Por fim, foi reafirmado o compromisso da luta internacionalista pela soberania dos povos latino-americanos.

Representante do Mirim Brasil no ato, Anacleto Julião afirma que o objetivo do Comitê Pernambucano em Solidariedade à Venezuela tem por objetivo disseminar informação, fazer público o conhecimento sobre as ações dos Estados Unidos contra a Venezuela, além de recolher assinaturas solicitando ao governo norte-americano a retirada do nome do país sul-americano da lista de países que ameaçam a segurança. “O governo da Venezuela tem tomado medidas populares que o caracteriza como um país realizando um processo de reconhecimento da cidadania da população. E isso tem contrariado interesses econômicos internacionais e, principalmente, relativos à comercialização da produção de petróleo dos EUA, visto que o petróleo vendido pela Venezuela aos pequenos países principalmente do Caribe afeta os lucros de empresas norte-americanas”, afirma Anacleto Julião. Durante a Cúpula das Américas, ocorrida neste mês de abril, o presidente Maduro entregou aos EUA uma lista de 14 milhões de assinaturas.

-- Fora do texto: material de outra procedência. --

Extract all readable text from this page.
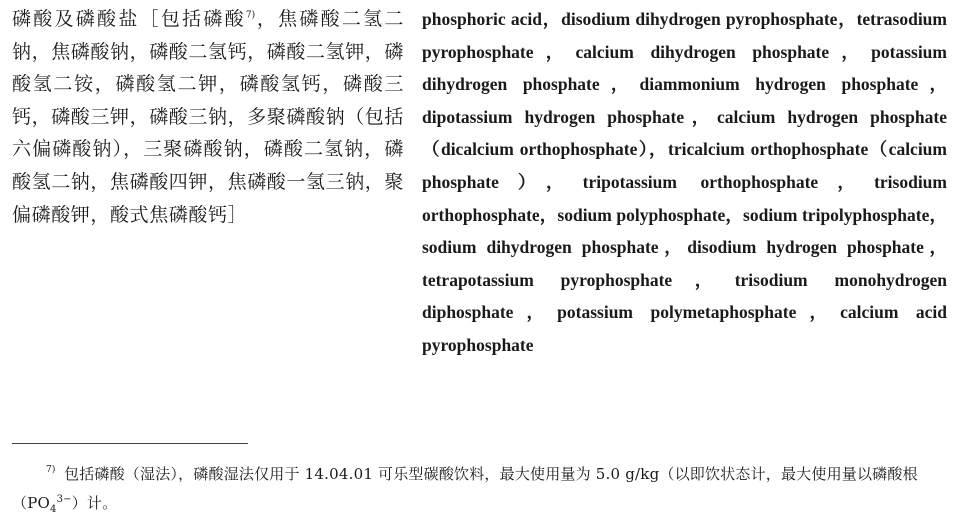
磷酸及磷酸盐［包括磷酸$^{7)}$，焦磷酸二氢二钠，焦磷酸钠，磷酸二氢钙，磷酸二氢钾，磷酸氢二铵，磷酸氢二钾，磷酸氢钙，磷酸三钙，磷酸三钾，磷酸三钠，多聚磷酸钠（包括六偏磷酸钠），三聚磷酸钠，磷酸二氢钠，磷酸氢二钠，焦磷酸四钾，焦磷酸一氢三钠，聚偏磷酸钾，酸式焦磷酸钙］
phosphoric acid，disodium dihydrogen pyrophosphate，tetrasodium pyrophosphate，calcium dihydrogen phosphate，potassium dihydrogen phosphate，diammonium hydrogen phosphate，dipotassium hydrogen phosphate，calcium hydrogen phosphate（dicalcium orthophosphate），tricalcium orthophosphate（calcium phosphate），tripotassium orthophosphate，trisodium orthophosphate，sodium polyphosphate，sodium tripolyphosphate，sodium dihydrogen phosphate，disodium hydrogen phosphate，tetrapotassium pyrophosphate，trisodium monohydrogen diphosphate，potassium polymetaphosphate，calcium acid pyrophosphate
7) 包括磷酸（湿法），磷酸湿法仅用于 14.04.01 可乐型碳酸饮料，最大使用量为 5.0 g/kg（以即饮状态计，最大使用量以磷酸根$(PO_4^{3-})$计。
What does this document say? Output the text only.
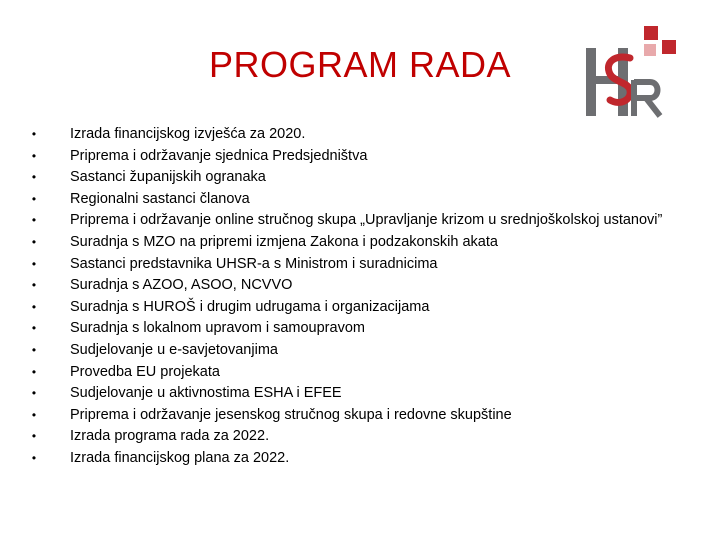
PROGRAM RADA
• Izrada financijskog izvješća za 2020.
• Priprema i održavanje sjednica Predsjedništva
• Sastanci županijskih ogranaka
• Regionalni sastanci članova
• Priprema i održavanje online stručnog skupa „Upravljanje krizom u srednjoškolskoj ustanovi”
• Suradnja s MZO na pripremi izmjena Zakona i podzakonskih akata
• Sastanci predstavnika UHSR-a s Ministrom i suradnicima
• Suradnja s AZOO, ASOO, NCVVO
• Suradnja s HUROŠ i drugim udrugama i organizacijama
• Suradnja s lokalnom upravom i samoupravom
• Sudjelovanje u e-savjetovanjima
• Provedba EU projekata
• Sudjelovanje u aktivnostima ESHA i EFEE
• Priprema i održavanje jesenskog stručnog skupa i redovne skupštine
• Izrada programa rada za 2022.
• Izrada financijskog plana za 2022.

Contexto – Pautado pelo socialismo, o governo venezuelano resiste em atender aos interesses capitalistas-liberais do governo norte-americano, que tenta manter sua influência política e econômica sobre a América Latina. Os 14 anos da presidência de Hugo Chávez (1999 a 2013) na Venezuela aumentaram a tensão entre as nações. Chávez chegou a sofrer um golpe de estado em 11 de abril de 2002. O então presidente norte-americano Geoge W. Bush logo reconheceu o novo governo, de direita, mas nega ter financiado o golpe. Militares leais ao presidente deposto derrubaram o novo governo e Chávez voltou à presidência. O governo venezuelano afirma que os EUA orquestraram o golpe de estado e que membros do alto comissariado de Bush teriam mantido contato diário com líderes golpistas nas semanas anteriores à tomada do poder pela direita. Entre as décadas de 1960 e 1970 os Estados Unidos financiaram – e já é comprovado – os golpes seguidos por ditaduras militares no Brasil, Bolívia, Argentina, Uruguai e Chile.